TA - AC.2005.0228 - 2006-07-05 - HOFMANN Hoirs de Walter/Service des eaux, sols et assainissement, Municipalité de Bellerive, Service des forêts, de la faune et de la nature

5 juillet 2006Français16 min

Source vd.ch

Faits

Vu les faits suivants

A.

Les hoirs de Walter Hofmann, soit Rose-Marie Juillerat-Hofmann

et Heinz Hofmann (ci-après : les hoirs Hofmann), sont propriétaires de la

parcelle no 561 du cadastre de la Commune de Bellerive. Ce bien-fonds est situé

au lieu-dit "Es Chenevières", sur la rive nord-ouest du lac de Morat,

à quelques centaines de mètres au nord de l'embouchure de la Broye. Il supporte

une maison, située à quelques dizaines de mètres de la grève.

B.

En 1961, le Chef du secteur des cours d'eau a, lors d'un

contrôle des rives du lac de Morat, constaté la présence devant la propriété de

Walter Hofmann d'une passerelle et d'une estacade au droit de sa propriété. Le

15 janvier 1962, le Département des travaux publics (ci après: le département)

a délivré à Walter Hofmann une "autorisation pour usage du domaine

public" l'autorisant à maintenir sur le domaine public, au droit de sa propriété,

une passerelle d'embarquement, une estacade et un escalier. L'art. 2 de cette

autorisation précisait que celle-ci était accordée à bien plaire, le

bénéficiaire pouvant être tenu d'enlever et de faire disparaître, sans avoir

droit à dédommagement, ni indemnité, les travaux faisant l'objet de

l'autorisation.

C.

En date du 17 février 1976, le département a amendé

l'autorisation initiale délivrée le 15 janvier 1962 en permettant la

réalisation d'une nouvelle passerelle et en radiant les points 2 et 3 de l'autorisation

initiale, soit ceux concernant l'estacade et l'escalier. Large d'environ 80 cm

et longue d'une trentaine de mètres, la passerelle traverse l'extrémité nord

d'une roselière qui s'est formée au bord du lac de Morat, depuis l'embouchure

de la Broye à quelques centaines de mètres au sud, jusqu'au droit de la

parcelle no 561. La passerelle émerge de la roselière et surplombe les eaux du

lac sur une longueur d'environ 8 mètres.

D.

En date du 22 juin 1983, après le décès de Walter Hofmann,

l'autorisation a été transférée à sa veuve Alice Hofmann, puis à Heinz Hofmann

au moment du décès de cette dernière.

E.

Le site où se trouve la passerelle est inscrit à

l'inventaire cantonal des monuments naturels et des sites (objet no 175) depuis

1972. Depuis le 1er août 2001, il est inscrit à l'inventaire de l'Ordonnance

sur les réserves d'oiseaux, d'eau et de migrateurs d'importance internationale

et nationale (OROEM).
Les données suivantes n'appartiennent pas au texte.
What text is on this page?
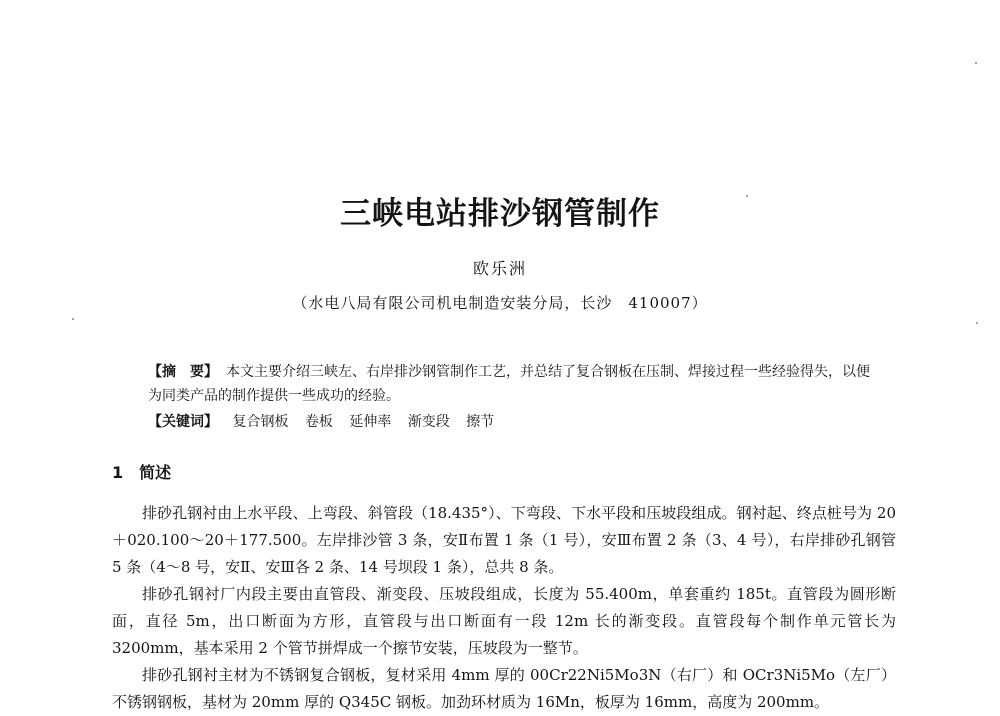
三峡电站排沙钢管制作
欧乐洲
（水电八局有限公司机电制造安装分局，长沙　410007）
【摘　要】 本文主要介绍三峡左、右岸排沙钢管制作工艺，并总结了复合钢板在压制、焊接过程一些经验得失，以便为同类产品的制作提供一些成功的经验。
【关键词】 复合钢板 卷板 延伸率 渐变段 擦节
1 简述

排砂孔钢衬由上水平段、上弯段、斜管段（18.435°）、下弯段、下水平段和压坡段组成。钢衬起、终点桩号为 20＋020.100～20＋177.500。左岸排沙管 3 条，安Ⅱ布置 1 条（1 号），安Ⅲ布置 2 条（3、4 号），右岸排砂孔钢管 5 条（4～8 号，安Ⅱ、安Ⅲ各 2 条、14 号坝段 1 条），总共 8 条。

排砂孔钢衬厂内段主要由直管段、渐变段、压坡段组成，长度为 55.400m，单套重约 185t。直管段为圆形断面，直径 5m，出口断面为方形，直管段与出口断面有一段 12m 长的渐变段。直管段每个制作单元管长为 3200mm，基本采用 2 个管节拼焊成一个擦节安装，压坡段为一整节。

排砂孔钢衬主材为不锈钢复合钢板，复材采用 4mm 厚的 00Cr22Ni5Mo3N（右厂）和 OCr3Ni5Mo（左厂）不锈钢钢板，基材为 20mm 厚的 Q345C 钢板。加劲环材质为 16Mn，板厚为 16mm，高度为 200mm。
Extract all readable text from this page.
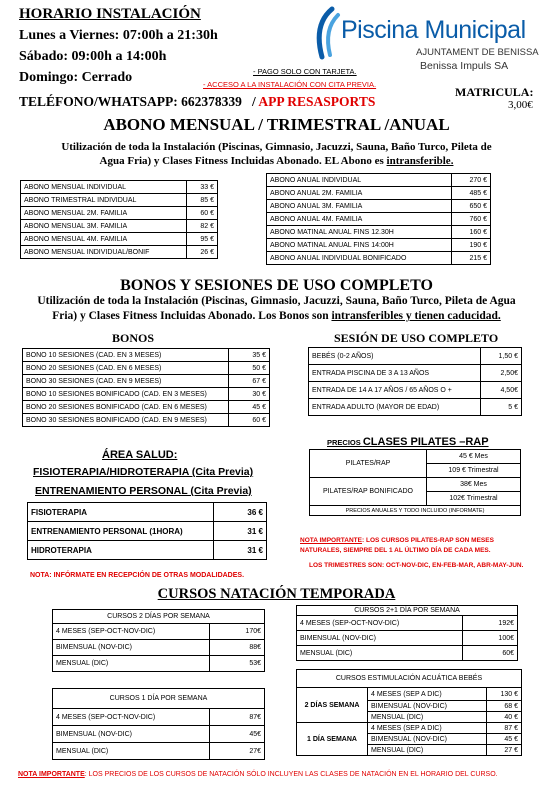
HORARIO INSTALACIÓN
Lunes a Viernes: 07:00h a 21:30h
Sábado: 09:00h a 14:00h
Domingo: Cerrado
TELÉFONO/WHATSAPP: 662378339 / APP RESASPORTS
- PAGO SOLO CON TARJETA.
- ACCESO A LA INSTALACIÓN CON CITA PREVIA.
MATRICULA:
3,00€
Piscina Municipal
AJUNTAMENT DE BENISSA
Benissa Impuls SA
ABONO MENSUAL / TRIMESTRAL /ANUAL
Utilización de toda la Instalación (Piscinas, Gimnasio, Jacuzzi, Sauna, Baño Turco, Pileta de
Agua Fria) y Clases Fitness Incluidas Abonado. EL Abono es intransferible.
ABONO MENSUAL INDIVIDUAL	33 €
ABONO TRIMESTRAL INDIVIDUAL	85 €
ABONO MENSUAL 2M. FAMILIA	60 €
ABONO MENSUAL 3M. FAMILIA	82 €
ABONO MENSUAL 4M. FAMILIA	95 €
ABONO MENSUAL INDIVIDUAL/BONIF	26 €
ABONO ANUAL INDIVIDUAL	270 €
ABONO ANUAL 2M. FAMILIA	485 €
ABONO ANUAL 3M. FAMILIA	650 €
ABONO ANUAL 4M. FAMILIA	760 €
ABONO MATINAL ANUAL FINS 12.30H	160 €
ABONO MATINAL ANUAL FINS 14:00H	190 €
ABONO ANUAL INDIVIDUAL BONIFICADO	215 €
BONOS Y SESIONES DE USO COMPLETO
Utilización de toda la Instalación (Piscinas, Gimnasio, Jacuzzi, Sauna, Baño Turco, Pileta de Agua
Fria) y Clases Fitness Incluidas Abonado. Los Bonos son intransferibles y tienen caducidad.
BONOS
BONO 10 SESIONES (CAD. EN 3 MESES)	35 €
BONO 20 SESIONES (CAD. EN 6 MESES)	50 €
BONO 30 SESIONES (CAD. EN 9 MESES)	67 €
BONO 10 SESIONES BONIFICADO (CAD. EN 3 MESES)	30 €
BONO 20 SESIONES BONIFICADO (CAD. EN 6 MESES)	45 €
BONO 30 SESIONES BONIFICADO (CAD. EN 9 MESES)	60 €
SESIÓN DE USO COMPLETO
BEBÉS (0-2 AÑOS)	1,50 €
ENTRADA PISCINA DE 3 A 13 AÑOS	2,50€
ENTRADA DE 14 A 17 AÑOS / 65 AÑOS O +	4,50€
ENTRADA ADULTO (MAYOR DE EDAD)	5 €
ÁREA SALUD:
FISIOTERAPIA/HIDROTERAPIA (Cita Previa)
ENTRENAMIENTO PERSONAL (Cita Previa)
FISIOTERAPIA	36 €
ENTRENAMIENTO PERSONAL (1HORA)	31 €
HIDROTERAPIA	31 €
NOTA: INFÓRMATE EN RECEPCIÓN DE OTRAS MODALIDADES.
PRECIOS CLASES PILATES –RAP
PILATES/RAP	45 € Mes
	109 € Trimestral
PILATES/RAP BONIFICADO	38€ Mes
	102€ Trimestral
PRECIOS ANUALES Y TODO INCLUIDO (INFORMATE)	
NOTA IMPORTANTE: LOS CURSOS PILATES-RAP SON MESES
NATURALES, SIEMPRE DEL 1 AL ÚLTIMO DÍA DE CADA MES.
LOS TRIMESTRES SON: OCT-NOV-DIC, EN-FEB-MAR, ABR-MAY-JUN.
CURSOS NATACIÓN TEMPORADA
CURSOS 2 DÍAS POR SEMANA	
4 MESES (SEP-OCT-NOV-DIC)	170€
BIMENSUAL (NOV-DIC)	88€
MENSUAL (DIC)	53€
CURSOS 1 DÍA POR SEMANA	
4 MESES (SEP-OCT-NOV-DIC)	87€
BIMENSUAL (NOV-DIC)	45€
MENSUAL (DIC)	27€
CURSOS 2+1 DÍA POR SEMANA	
4 MESES (SEP-OCT-NOV-DIC)	192€
BIMENSUAL (NOV-DIC)	100€
MENSUAL (DIC)	60€
CURSOS ESTIMULACIÓN ACUÁTICA BEBÉS		
2 DÍAS SEMANA	4 MESES (SEP A DIC)	130 €
	BIMENSUAL (NOV-DIC)	68 €
	MENSUAL (DIC)	40 €
1 DÍA SEMANA	4 MESES (SEP A DIC)	87 €
	BIMENSUAL (NOV-DIC)	45 €
	MENSUAL (DIC)	27 €
NOTA IMPORTANTE: LOS PRECIOS DE LOS CURSOS DE NATACIÓN SÓLO INCLUYEN LAS CLASES DE NATACIÓN EN EL HORARIO DEL CURSO.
Depuis le 1er décembre 2003, il est également

inscrit à l'inventaire fédéral des zones alluviales d'importance nationale

prévu par l'Ordonnance du Conseil fédéral du 28 octobre 1992 sur la protection

des zones alluviales d'importance nationale (ci-après : OZA) (objet no 304).

F.

Le plan directeur intercantonal des

rives du lac de Morat du 28 mai 1982, élaboré par les cantons de Vaud et

Fribourg, a prévu la construction du port public "des Garinettes",

situé à quelques centaines de mètres au nord de la parcelle 561 sur le

territoire de la Commune de Vallamand. Au cours de la procédure de mise à l'enquête

de cet ouvrage, le Département des travaux publics, de l'aménagement et des

transports, Service des eaux et de la protection de l'environnement

(aujourd'hui le Département de la sécurité et de l'environnement, Service des

eaux, sols et assainissement; ci-après le SESA) a adressé le 1er

mars 1995 aux hoirs Hofmann un courrier leur indiquant que, conformément aux

directives du plan directeur, les amarrages en pleine eau ne seraient plus

tolérés dans ce secteur lors de la mise en exploitation du port. Le SESA suggérait

ainsi aux hoirs Hofmann de prendre d'ores et déjà les dispositions nécessaires

à l'évacuation à brève échéance de la passerelle, autorisée jusqu'alors à bien

plaire, dès lors qu'elle se trouvait dans l'importante roselière qui s'était

créée à l'embouchure de la Broye et de réserver, cas échéant, une place

d'amarrage dans le nouveau port. Les hoirs Hofmann ont contesté cette position

du SESA, qui a déclaré la maintenir par courrier du 12 décembre 1995.

G.

Le 25 février 2003, le SESA a rendu une décision dont le

dispositif est le suivant :

"(…)

l'autorisation pour usage du domaine public n° 34/29 délivrée à Monsieur Walter

Hofmann, respectivement le 15 janvier 1962, le 17 février 1976 et le 22 juin

1983, portant sur une passerelle d'embarquement, une estacade et un escalier

est retirée par le Département de la sécurité et de l'environnement.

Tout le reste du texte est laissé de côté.